En síntesis, los revolucionarios y los rodriguistas no sólo podemos sino que debemos ser patriotas, y así como en su momento esto significaba principalmente luchar contra la dictadura militar, en las actuales condiciones este contenido se proyecta, y para los rodriguistas quiere decir:
Primero, hacerse parte de los intereses y la identidad de la clase trabajadora y en general de las mayorías dominadas y explotadas de nuestro país. En consecuencia, la acción consciente del movimiento popular, sus organizaciones revolucionarias, y todos aquellos sectores -en cada país- que puedan identificarse con sus objetivos en el transcurso de la lucha, son las únicas que pueden ser entendidas realmente como patrióticas, ya que reflejan también esa voluntad irrestricta de no dejarse someter a ninguna fuerza imperial, a ningún tipo de explotación y dominación.

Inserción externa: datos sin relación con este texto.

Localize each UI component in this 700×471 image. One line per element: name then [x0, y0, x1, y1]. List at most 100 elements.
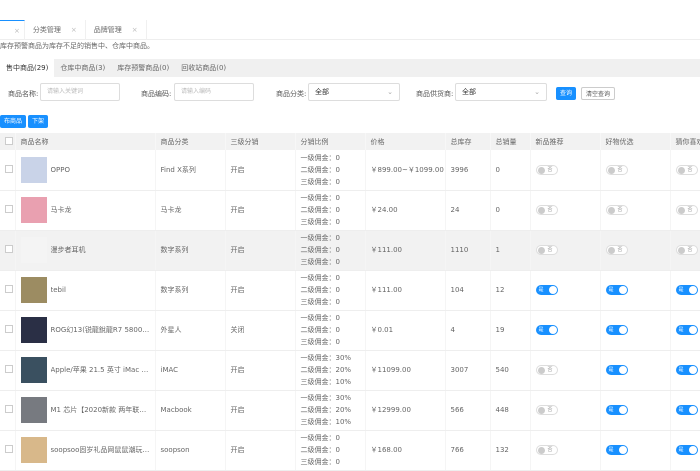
switch-label: 否	[617, 207, 623, 213]
guess-like-switch[interactable]: 是	[675, 325, 698, 335]
new-recommend-switch[interactable]: 是	[535, 325, 558, 335]
product-name[interactable]: M1 芯片【2020新款 两年联保】...	[50, 406, 151, 414]
category-cell: Macbook	[155, 390, 226, 431]
checkbox[interactable]	[5, 205, 13, 213]
guess-like-switch[interactable]: 是	[675, 285, 698, 295]
good-pick-switch[interactable]: 是	[605, 365, 628, 375]
good-pick-switch[interactable]: 否	[605, 245, 628, 255]
new-recommend-switch[interactable]: 否	[535, 205, 558, 215]
tab-on-sale[interactable]: 售中商品(29)	[0, 59, 55, 77]
table-row[interactable]: tebil 数字系列 开启 一级佣金：0 二级佣金：0 三级佣金：0 ￥111.00…	[0, 270, 700, 311]
tab-stock-warning[interactable]: 库存预警商品(0)	[117, 64, 170, 72]
category-cell: 马卡龙	[155, 190, 226, 231]
product-name[interactable]: OPPO	[50, 165, 70, 174]
row-select[interactable]	[0, 150, 16, 191]
checkbox[interactable]	[5, 405, 13, 413]
switch-knob	[607, 166, 615, 174]
new-recommend-switch[interactable]: 否	[535, 245, 558, 255]
switch-label: 是	[538, 327, 544, 333]
checkbox[interactable]	[5, 365, 13, 373]
name-input[interactable]: 请输入关键词	[40, 83, 120, 101]
commission-rate: 三级佣金：0	[300, 458, 340, 466]
category-cell: iMAC	[155, 350, 226, 391]
good-pick-switch[interactable]: 是	[605, 445, 628, 455]
table-row[interactable]: soopsoo固岁礼品网鼠鼠潮玩网纸... soopson 开启 一级佣金：0 二…	[0, 430, 700, 471]
product-name[interactable]: ROG幻13(锐龍銳龍R7 5800HS 1...	[50, 326, 151, 334]
product-name[interactable]: 漫步者耳机	[50, 246, 86, 254]
new-recommend-switch[interactable]: 否	[535, 405, 558, 415]
guess-like-switch-cell: 是	[670, 430, 700, 471]
guess-like-switch[interactable]: 是	[675, 405, 698, 415]
row-select[interactable]	[0, 190, 16, 231]
search-button[interactable]: 查询	[556, 87, 577, 100]
good-pick-switch[interactable]: 否	[605, 164, 628, 175]
checkbox[interactable]	[5, 285, 13, 293]
table-row[interactable]: ROG幻13(锐龍銳龍R7 5800HS 1... 外星人 关闭 一级佣金：0 二…	[0, 310, 700, 351]
reset-button[interactable]: 清空查询	[581, 87, 616, 100]
product-name[interactable]: Apple/苹果 21.5 英寸 iMac 2.3G...	[50, 366, 151, 374]
switch-label: 否	[547, 447, 553, 453]
supplier-select[interactable]: 全部 ⌄	[455, 83, 547, 101]
row-select[interactable]	[0, 310, 16, 351]
checkbox[interactable]	[5, 325, 13, 333]
row-select[interactable]	[0, 350, 16, 391]
new-recommend-switch[interactable]: 否	[535, 164, 558, 175]
guess-like-switch[interactable]: 否	[675, 164, 698, 175]
product-name[interactable]: 马卡龙	[50, 206, 72, 214]
name-cell: 马卡龙	[15, 190, 156, 231]
close-icon[interactable]: ×	[131, 26, 138, 34]
product-image	[20, 437, 47, 463]
guess-like-switch[interactable]: 否	[675, 205, 698, 215]
tab-recycle[interactable]: 回收站商品(0)	[181, 64, 227, 72]
row-select[interactable]	[0, 230, 16, 271]
distribution-cell: 关闭	[225, 310, 296, 351]
name-label: 商品名称:	[8, 90, 39, 98]
row-select[interactable]	[0, 390, 16, 431]
switch-label: 否	[547, 247, 553, 253]
checkbox[interactable]	[5, 136, 13, 145]
checkbox[interactable]	[5, 445, 13, 453]
table-row[interactable]: Apple/苹果 21.5 英寸 iMac 2.3G... iMAC 开启 一级…	[0, 350, 700, 391]
new-recommend-switch[interactable]: 是	[535, 285, 558, 295]
new-recommend-switch[interactable]: 否	[535, 365, 558, 375]
guess-like-switch[interactable]: 是	[675, 365, 698, 375]
good-pick-switch[interactable]: 否	[605, 205, 628, 215]
code-input[interactable]: 请输入编码	[174, 83, 254, 101]
guess-like-switch[interactable]: 否	[675, 245, 698, 255]
good-pick-switch[interactable]: 是	[605, 325, 628, 335]
good-pick-switch[interactable]: 是	[605, 405, 628, 415]
checkbox[interactable]	[5, 164, 13, 173]
good-pick-switch[interactable]: 是	[605, 285, 628, 295]
row-select[interactable]	[0, 270, 16, 311]
switch-knob	[688, 406, 697, 414]
product-image	[20, 397, 47, 423]
tab-warehouse[interactable]: 仓库中商品(3)	[60, 64, 106, 72]
row-select[interactable]	[0, 430, 16, 471]
table-row[interactable]: M1 芯片【2020新款 两年联保】... Macbook 开启 一级佣金：30…	[0, 390, 700, 431]
distribution-cell: 开启	[225, 190, 296, 231]
product-name[interactable]: soopsoo固岁礼品网鼠鼠潮玩网纸...	[50, 446, 151, 454]
close-icon[interactable]: ×	[14, 26, 20, 35]
checkbox[interactable]	[5, 245, 13, 253]
switch-knob	[618, 366, 627, 374]
supplier-label: 商品供货商:	[416, 90, 454, 98]
commission-rate: 三级佣金：0	[300, 258, 340, 266]
name-cell: M1 芯片【2020新款 两年联保】...	[15, 390, 156, 431]
table-row[interactable]: OPPO Find X系列 开启 一级佣金：0 二级佣金：0 三级佣金：0 ￥899…	[0, 150, 700, 191]
tab-label: 分类管理	[32, 26, 61, 34]
guess-like-switch[interactable]: 是	[675, 445, 698, 455]
product-name[interactable]: tebil	[50, 286, 66, 294]
table-row[interactable]: 马卡龙 马卡龙 开启 一级佣金：0 二级佣金：0 三级佣金：0 ￥24.00 24 …	[0, 190, 700, 231]
close-icon[interactable]: ×	[70, 26, 77, 34]
switch-label: 否	[617, 247, 623, 253]
new-recommend-switch[interactable]: 否	[535, 445, 558, 455]
offshelf-button[interactable]: 下架	[28, 115, 49, 128]
page-tab-active[interactable]: ×	[0, 20, 25, 40]
category-select[interactable]: 全部 ⌄	[308, 83, 400, 101]
table-row[interactable]: 漫步者耳机 数字系列 开启 一级佣金：0 二级佣金：0 三级佣金：0 ￥111.00…	[0, 230, 700, 271]
page-tab-category[interactable]: 分类管理 ×	[25, 20, 86, 40]
publish-button[interactable]: 布商品	[0, 115, 27, 128]
distribution-cell: 开启	[225, 270, 296, 311]
page-tab-brand[interactable]: 品牌管理 ×	[86, 20, 147, 40]
select-all[interactable]	[0, 133, 16, 150]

Segundo, luchar por una verdadera soberanía del pueblo en los asuntos políticos y económicos del país, usurpados por el capital financiero transnacional en concomitancia con los grupos económicos locales. En definitiva, conquistar una auténtica independencia nacional, (antiimperialismo) que nos permita recuperar el control de nuestros recursos naturales y reconstruir la capacidad productiva, enfrentando así la dependencia financiera creada por la deuda externa y el Fondo Monetario Internacional, y terminar con la intervención del imperialismo ya sea norteamericano o europeo en nuestra patria.